IMF urges Zim to stabilize local currency, exchange rates

Business Reporter
THE International Monetary Fund’s (IMF) has urged Zimbabwe to urgently work towards revamping the ZWL stability and eliminate exchange rates volatilities bedeviling the economy.
In a statement to mark the end of the two weeks long visit , the IMF delegation took a swipe on the local currency challenges obtaining in the economy.
“Local currency ZWL instability has intensified: the official exchange rate has depreciated by about 95% since the beginning of December 2023: the gap to the parallel market rate remains wide above 30% and ZWL inflation is very high.
“This instability weighs on sentiment while exchange rate restrictions prescribing retailers to use the official ZWL exchange rate with up to a 10% margin-inflating US$ prices continue to be a burden on the formal sector,” said the delegation in a statement.
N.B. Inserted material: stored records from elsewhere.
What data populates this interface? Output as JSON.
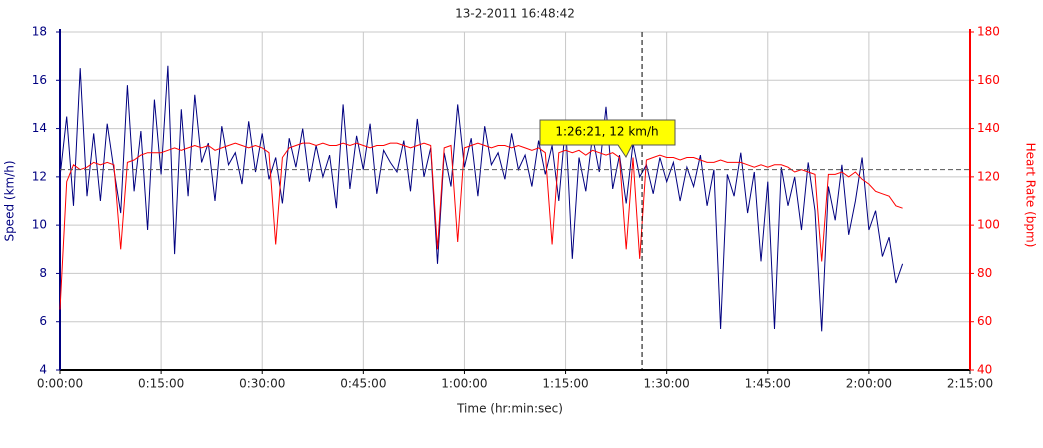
{
  "chart_data": {
    "type": "line",
    "title": "13-2-2011 16:48:42",
    "x_label": "Time (hr:min:sec)",
    "y_label": "Speed (km/h)",
    "y2_label": "Heart Rate (bpm)",
    "annotation": "1:26:21, 12 km/h",
    "crosshair": {
      "x": 5181,
      "y2": 123
    },
    "xlim": [
      0,
      8100
    ],
    "xticks": [
      {
        "value": 0,
        "label": "0:00:00"
      },
      {
        "value": 900,
        "label": "0:15:00"
      },
      {
        "value": 1800,
        "label": "0:30:00"
      },
      {
        "value": 2700,
        "label": "0:45:00"
      },
      {
        "value": 3600,
        "label": "1:00:00"
      },
      {
        "value": 4500,
        "label": "1:15:00"
      },
      {
        "value": 5400,
        "label": "1:30:00"
      },
      {
        "value": 6300,
        "label": "1:45:00"
      },
      {
        "value": 7200,
        "label": "2:00:00"
      },
      {
        "value": 8100,
        "label": "2:15:00"
      }
    ],
    "ylim": [
      4,
      18
    ],
    "yticks": [
      4,
      6,
      8,
      10,
      12,
      14,
      16,
      18
    ],
    "y2lim": [
      40,
      180
    ],
    "y2ticks": [
      40,
      60,
      80,
      100,
      120,
      140,
      160,
      180
    ],
    "grid": true,
    "x": [
      0,
      60,
      120,
      180,
      240,
      300,
      360,
      420,
      480,
      540,
      600,
      660,
      720,
      780,
      840,
      900,
      960,
      1020,
      1080,
      1140,
      1200,
      1260,
      1320,
      1380,
      1440,
      1500,
      1560,
      1620,
      1680,
      1740,
      1800,
      1860,
      1920,
      1980,
      2040,
      2100,
      2160,
      2220,
      2280,
      2340,
      2400,
      2460,
      2520,
      2580,
      2640,
      2700,
      2760,
      2820,
      2880,
      2940,
      3000,
      3060,
      3120,
      3180,
      3240,
      3300,
      3360,
      3420,
      3480,
      3540,
      3600,
      3660,
      3720,
      3780,
      3840,
      3900,
      3960,
      4020,
      4080,
      4140,
      4200,
      4260,
      4320,
      4380,
      4440,
      4500,
      4560,
      4620,
      4680,
      4740,
      4800,
      4860,
      4920,
      4980,
      5040,
      5100,
      5160,
      5220,
      5280,
      5340,
      5400,
      5460,
      5520,
      5580,
      5640,
      5700,
      5760,
      5820,
      5880,
      5940,
      6000,
      6060,
      6120,
      6180,
      6240,
      6300,
      6360,
      6420,
      6480,
      6540,
      6600,
      6660,
      6720,
      6780,
      6840,
      6900,
      6960,
      7020,
      7080,
      7140,
      7200,
      7260,
      7320,
      7380,
      7440,
      7500
    ],
    "series": [
      {
        "name": "Speed (km/h)",
        "color": "#000080",
        "axis": "y",
        "values": [
          12.0,
          14.5,
          10.8,
          16.5,
          11.2,
          13.8,
          11.0,
          14.2,
          12.3,
          10.5,
          15.8,
          11.4,
          13.9,
          9.8,
          15.2,
          12.1,
          16.6,
          8.8,
          14.8,
          11.2,
          15.4,
          12.6,
          13.4,
          11.0,
          14.1,
          12.5,
          13.0,
          11.7,
          14.3,
          12.2,
          13.8,
          11.9,
          12.8,
          10.9,
          13.6,
          12.4,
          14.0,
          11.8,
          13.3,
          12.0,
          12.9,
          10.7,
          15.0,
          11.5,
          13.7,
          12.3,
          14.2,
          11.3,
          13.1,
          12.6,
          12.2,
          13.5,
          11.4,
          14.4,
          12.0,
          13.2,
          8.4,
          13.0,
          11.6,
          15.0,
          12.4,
          13.6,
          11.2,
          14.1,
          12.5,
          13.0,
          11.9,
          13.8,
          12.3,
          12.9,
          11.6,
          13.5,
          12.1,
          13.3,
          11.0,
          14.2,
          8.6,
          12.8,
          11.4,
          13.7,
          12.2,
          14.9,
          11.5,
          12.9,
          10.9,
          13.4,
          12.0,
          12.5,
          11.3,
          12.8,
          11.8,
          12.6,
          11.0,
          12.4,
          11.6,
          12.9,
          10.8,
          12.3,
          5.7,
          12.1,
          11.2,
          13.0,
          10.5,
          12.2,
          8.5,
          11.8,
          5.7,
          12.4,
          10.8,
          12.0,
          9.8,
          12.6,
          10.6,
          5.6,
          11.6,
          10.2,
          12.5,
          9.6,
          11.0,
          12.8,
          9.8,
          10.6,
          8.7,
          9.5,
          7.6,
          8.4
        ]
      },
      {
        "name": "Heart Rate (bpm)",
        "color": "#ff0000",
        "axis": "y2",
        "values": [
          65,
          118,
          125,
          123,
          124,
          126,
          125,
          126,
          125,
          90,
          126,
          127,
          129,
          130,
          130,
          130,
          131,
          132,
          131,
          132,
          133,
          132,
          133,
          131,
          132,
          133,
          134,
          133,
          132,
          133,
          132,
          130,
          92,
          128,
          132,
          133,
          134,
          134,
          133,
          134,
          133,
          133,
          134,
          133,
          134,
          133,
          132,
          133,
          133,
          134,
          134,
          133,
          132,
          133,
          134,
          133,
          90,
          132,
          133,
          93,
          132,
          133,
          134,
          133,
          132,
          133,
          133,
          132,
          133,
          132,
          131,
          132,
          130,
          92,
          130,
          131,
          130,
          131,
          129,
          131,
          130,
          129,
          130,
          128,
          90,
          128,
          86,
          127,
          128,
          129,
          128,
          128,
          127,
          128,
          128,
          127,
          126,
          126,
          127,
          126,
          126,
          126,
          125,
          124,
          125,
          124,
          125,
          125,
          124,
          122,
          123,
          122,
          121,
          85,
          121,
          121,
          122,
          120,
          122,
          119,
          117,
          114,
          113,
          112,
          108,
          107
        ]
      }
    ]
  }
}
The reputable institution observed that instability promotes informality, eroding the tax base and undermining longer growth prospects with the risks remain skewed to the downside and the outlook will crucially depend on progress towards macroeconomic stabilization and transformational structural reforms.
They called for the urgent need to addressing the sources fiscal pressures including Quasi Fiscal Operations of the Reserve Bank of Zimbabwe (RBZ) highlighting the urgent need to amend the law in order to align the central bank to its core mandate.
“Structural reforms aimed at improving the business climate, strengthening economic governance and reducing corruption vulnerabilities are key for promoting sustained and inclusive growth and bode well and bode well for supporting Zimbabwe’s development objectives embodied in the country’s National Development Strategy 1 (2021 – 2025),” the IMF said.
The delegation which visited Harare on January 31 – February 14 2024 also discussed the Authorities request for a Staff Monitored Program (SMP) and commence 2024, to discuss the authorities request for a Staff Monitored Program and commence 2024 Article IV Consultation.